By Zhou Yongliang
Chinese electric-vehicle maker Li Auto says a new research framework for designing AI models and chips together could help underpin its upcoming in-house processor, Mach 100, expected to enter mass production in 2026.
In a recent paper published with the National Innovation Decision Intelligence Technology Research Institute, the company proposes what it calls a “software–hardware co-design law” aimed at maximizing the performance of large AI models running on power-constrained in-vehicle chips.
The idea challenges a widely held assumption in the autonomous-driving industry: that more computing power automatically leads to smarter vehicles. Instead, Li Auto argues that future competition will depend less on raw computing power and more on how efficiently algorithms and hardware work together.
The research provides part of the theoretical foundation for Mach 100, a 5-nanometer automotive chip that the company plans to deploy in its next-generation vehicles, including the successor to its flagship L9 SUV.
The limits of brute-force computing power
As intelligent driving systems increasingly rely on AI rather than rule-based software, demand for onboard computing has surged. Developers are exploring architectures built around large models capable of perception, reasoning and decision-making, sometimes described as vision–language–action (VLA) systems.
But running such models inside a car poses major constraints. While cloud-based AI systems can scale across thousands of GPUs, automotive chips must operate within strict limits on power consumption, heat dissipation and cost.
Chip development and algorithm design often evolve separately. Hardware engineers typically pursue steady improvements in processor performance, while AI researchers follow “scaling laws” that encourage ever-larger models.
The paper notes this mismatch can mean a chip’s theoretical peak performance may not translate into real-world efficiency. Models designed without hardware constraints may fail to fully utilize available compute, while compromises to fit hardware limitations can reduce model capability. Li Auto argues that solving this problem requires designing algorithms and chips together not treating them as separate systems.
A framework for co-design
To study how model architecture interacts with hardware, Li Auto’s team trained 170 model architectures and evaluated nearly 2,000 configurations.
The goal was to move away from trial-and-error. Instead of repeatedly training and testing models in vehicles, the researchers built a system capable of predicting model accuracy from its hyperparameters before training, turning what was previously a “black-box trial-and-error” process into a predictable one.
The researchers also adapted the classic Roofline performance model, which analyzes the balance between computation and memory bandwidth in processors. Beyond the traditional model that focuses on compute capacity and memory bandwidth, they incorporated factors specific to automotive AI, such as KV cache usage, attention mechanisms, and mixture-of-experts (MoE) routing.
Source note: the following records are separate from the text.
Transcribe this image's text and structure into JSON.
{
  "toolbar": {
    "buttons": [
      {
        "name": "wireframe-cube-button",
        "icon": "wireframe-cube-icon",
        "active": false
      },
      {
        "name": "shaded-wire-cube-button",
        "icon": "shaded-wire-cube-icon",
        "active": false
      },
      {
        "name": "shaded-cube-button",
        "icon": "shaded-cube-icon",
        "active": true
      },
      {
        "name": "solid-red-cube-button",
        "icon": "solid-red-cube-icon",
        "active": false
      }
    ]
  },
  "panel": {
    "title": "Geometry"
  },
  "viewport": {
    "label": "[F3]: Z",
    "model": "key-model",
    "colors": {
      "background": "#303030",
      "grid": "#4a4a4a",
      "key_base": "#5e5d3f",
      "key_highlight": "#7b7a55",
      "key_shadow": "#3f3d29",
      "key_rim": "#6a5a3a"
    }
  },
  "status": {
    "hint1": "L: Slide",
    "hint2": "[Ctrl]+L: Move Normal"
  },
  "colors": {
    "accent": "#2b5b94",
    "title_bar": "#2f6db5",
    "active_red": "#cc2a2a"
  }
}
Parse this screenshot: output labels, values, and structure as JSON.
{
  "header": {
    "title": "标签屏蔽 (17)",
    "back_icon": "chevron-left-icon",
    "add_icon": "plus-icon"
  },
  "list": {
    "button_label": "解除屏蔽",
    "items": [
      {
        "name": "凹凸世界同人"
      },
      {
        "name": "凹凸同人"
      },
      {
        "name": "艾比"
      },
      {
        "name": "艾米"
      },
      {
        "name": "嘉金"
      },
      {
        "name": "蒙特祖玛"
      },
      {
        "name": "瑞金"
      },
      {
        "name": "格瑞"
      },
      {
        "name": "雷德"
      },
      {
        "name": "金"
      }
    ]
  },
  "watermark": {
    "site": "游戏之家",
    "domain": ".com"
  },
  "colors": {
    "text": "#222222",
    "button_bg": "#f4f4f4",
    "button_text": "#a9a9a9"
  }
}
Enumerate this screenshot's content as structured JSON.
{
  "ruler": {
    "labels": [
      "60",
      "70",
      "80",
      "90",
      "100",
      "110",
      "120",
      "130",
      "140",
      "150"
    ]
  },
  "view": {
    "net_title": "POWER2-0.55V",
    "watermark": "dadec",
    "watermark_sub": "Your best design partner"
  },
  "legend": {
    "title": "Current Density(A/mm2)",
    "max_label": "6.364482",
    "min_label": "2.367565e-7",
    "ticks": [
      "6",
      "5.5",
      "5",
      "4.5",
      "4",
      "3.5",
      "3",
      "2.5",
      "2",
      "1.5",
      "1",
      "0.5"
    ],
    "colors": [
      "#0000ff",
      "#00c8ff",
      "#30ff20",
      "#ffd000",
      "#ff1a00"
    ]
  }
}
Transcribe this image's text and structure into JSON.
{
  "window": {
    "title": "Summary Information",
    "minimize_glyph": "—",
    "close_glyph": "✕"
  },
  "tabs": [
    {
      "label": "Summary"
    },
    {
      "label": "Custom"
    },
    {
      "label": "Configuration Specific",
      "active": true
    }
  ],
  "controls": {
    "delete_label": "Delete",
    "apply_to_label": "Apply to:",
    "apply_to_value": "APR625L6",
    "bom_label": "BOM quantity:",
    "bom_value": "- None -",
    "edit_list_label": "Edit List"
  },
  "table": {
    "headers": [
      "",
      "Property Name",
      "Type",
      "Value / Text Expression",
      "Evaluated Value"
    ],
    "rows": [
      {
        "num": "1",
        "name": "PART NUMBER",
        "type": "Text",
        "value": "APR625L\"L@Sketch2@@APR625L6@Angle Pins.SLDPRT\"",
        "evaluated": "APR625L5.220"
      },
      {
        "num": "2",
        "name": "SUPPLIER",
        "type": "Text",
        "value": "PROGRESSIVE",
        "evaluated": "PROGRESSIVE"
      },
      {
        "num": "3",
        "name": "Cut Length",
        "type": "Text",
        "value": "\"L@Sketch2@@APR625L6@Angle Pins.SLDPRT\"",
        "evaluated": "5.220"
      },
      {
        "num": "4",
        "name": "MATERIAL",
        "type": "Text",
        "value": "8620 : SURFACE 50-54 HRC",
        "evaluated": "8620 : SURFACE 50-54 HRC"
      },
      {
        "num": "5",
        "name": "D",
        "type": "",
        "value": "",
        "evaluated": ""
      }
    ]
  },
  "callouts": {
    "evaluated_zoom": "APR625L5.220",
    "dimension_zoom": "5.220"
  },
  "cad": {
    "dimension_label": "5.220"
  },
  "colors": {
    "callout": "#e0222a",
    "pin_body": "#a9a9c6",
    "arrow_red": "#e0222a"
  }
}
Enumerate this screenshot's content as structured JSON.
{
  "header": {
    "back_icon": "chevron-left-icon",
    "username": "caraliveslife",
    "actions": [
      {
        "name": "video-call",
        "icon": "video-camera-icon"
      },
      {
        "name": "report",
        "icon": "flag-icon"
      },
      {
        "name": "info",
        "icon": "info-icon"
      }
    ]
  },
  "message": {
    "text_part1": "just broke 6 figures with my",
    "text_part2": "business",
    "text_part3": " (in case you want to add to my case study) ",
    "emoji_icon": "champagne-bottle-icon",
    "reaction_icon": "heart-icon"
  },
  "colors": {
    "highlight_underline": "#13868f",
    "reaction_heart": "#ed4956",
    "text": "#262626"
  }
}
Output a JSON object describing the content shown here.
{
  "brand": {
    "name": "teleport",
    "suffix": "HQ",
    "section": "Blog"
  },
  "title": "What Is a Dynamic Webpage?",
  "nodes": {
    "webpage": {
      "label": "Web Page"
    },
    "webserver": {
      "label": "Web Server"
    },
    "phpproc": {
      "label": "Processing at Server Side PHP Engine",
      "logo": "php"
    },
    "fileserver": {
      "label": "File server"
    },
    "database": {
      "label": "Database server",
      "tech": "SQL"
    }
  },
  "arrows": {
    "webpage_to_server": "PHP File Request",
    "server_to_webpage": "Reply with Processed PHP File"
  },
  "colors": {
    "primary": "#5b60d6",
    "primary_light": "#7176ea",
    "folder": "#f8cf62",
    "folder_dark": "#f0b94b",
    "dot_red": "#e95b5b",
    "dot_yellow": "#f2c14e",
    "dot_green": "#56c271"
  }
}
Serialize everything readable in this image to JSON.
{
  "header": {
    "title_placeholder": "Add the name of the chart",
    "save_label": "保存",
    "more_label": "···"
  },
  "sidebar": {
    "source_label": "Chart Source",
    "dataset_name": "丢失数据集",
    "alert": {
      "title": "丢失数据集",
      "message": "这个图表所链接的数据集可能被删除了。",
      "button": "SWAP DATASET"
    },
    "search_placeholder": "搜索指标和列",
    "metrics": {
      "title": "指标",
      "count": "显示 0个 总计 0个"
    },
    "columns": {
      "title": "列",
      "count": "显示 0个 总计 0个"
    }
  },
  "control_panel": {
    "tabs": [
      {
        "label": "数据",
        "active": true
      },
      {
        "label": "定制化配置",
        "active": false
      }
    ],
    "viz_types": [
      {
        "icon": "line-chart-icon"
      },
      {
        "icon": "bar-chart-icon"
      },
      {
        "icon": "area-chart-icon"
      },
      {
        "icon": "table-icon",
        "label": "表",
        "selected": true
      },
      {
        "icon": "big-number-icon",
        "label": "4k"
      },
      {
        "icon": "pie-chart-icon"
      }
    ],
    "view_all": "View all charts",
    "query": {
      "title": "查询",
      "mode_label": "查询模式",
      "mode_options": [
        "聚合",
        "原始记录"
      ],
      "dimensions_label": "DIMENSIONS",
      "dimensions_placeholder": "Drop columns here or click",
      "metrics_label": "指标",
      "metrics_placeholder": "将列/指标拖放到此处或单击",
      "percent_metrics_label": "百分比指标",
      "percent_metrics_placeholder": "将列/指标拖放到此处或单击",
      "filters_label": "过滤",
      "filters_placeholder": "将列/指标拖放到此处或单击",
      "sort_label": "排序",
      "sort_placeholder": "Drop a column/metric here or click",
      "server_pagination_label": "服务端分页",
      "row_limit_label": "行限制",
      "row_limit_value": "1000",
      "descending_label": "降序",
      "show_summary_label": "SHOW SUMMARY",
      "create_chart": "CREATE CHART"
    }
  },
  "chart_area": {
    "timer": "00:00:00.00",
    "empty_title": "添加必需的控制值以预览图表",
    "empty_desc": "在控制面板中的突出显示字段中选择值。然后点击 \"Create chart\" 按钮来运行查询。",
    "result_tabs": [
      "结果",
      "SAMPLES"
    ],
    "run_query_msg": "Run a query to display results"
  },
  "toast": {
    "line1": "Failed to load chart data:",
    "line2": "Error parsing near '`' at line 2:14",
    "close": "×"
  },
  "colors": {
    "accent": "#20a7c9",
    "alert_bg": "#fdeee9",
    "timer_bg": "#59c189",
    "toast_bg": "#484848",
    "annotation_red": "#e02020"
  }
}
Building on this, the team developed an optimization framework called PLAS (Pareto-optimal LLM Architecture Search). By inputting hardware characteristics like computing power, bandwidth, and cache hierarchy, along with engineering constraints like latency and power consumption, PLAS automatically generates model architectures that best match the chip’s capabilities.
The study showed optimized models achieved a 19.4% accuracy improvement at the same latency as the Qwen2.5-0.5B model, suggesting that closer alignment of algorithms and hardware significantly improves efficiency.
Implications for automotive AI chips
The research highlights several findings that challenge common assumptions about chip design for intelligent vehicles.
Memory bandwidth and cache efficiency may matter more than peak compute power in determining real-world AI performance. Even high-performance processors can struggle if memory resources can’t keep up with computational demands.
Sparse architectures, especially MoE models, consistently outperform dense architectures in automotive scenarios, since only a small subset of specialized components needs to be activated at any one time.
AI inference involves two stages — input processing and output generation — which place different demands on hardware resources. Future automotive chips may need to dynamically adjust the allocation of computing resources during these stages.
Taken together, the findings point to a broader conclusion: there is no universal chip architecture suitable for every application. The most effective processors are those designed specifically for the algorithms they will run.
Toward algorithm-native chips
Li Auto says Mach 100 is intended to follow this philosophy. Its architecture — including its memory subsystem and computing-unit configuration — was developed with large AI models in mind rather than adapted from a general-purpose processor.
More broadly, the research reflects a shift toward tighter integration of AI software and hardware in the automotive industry.
Over the past decade, automakers have moved from running third-party algorithms on off-the-shelf chips to developing proprietary software on external hardware platforms. Leading companies are now pursuing a third stage: building both their own algorithms and their own computing hardware.
Companies including Apple, Google, and Tesla have followed similar approaches in smartphones, cloud computing, and autonomous driving.
Li Auto’s paper argues that such integration may ultimately be necessary to unlock the full potential of automotive AI.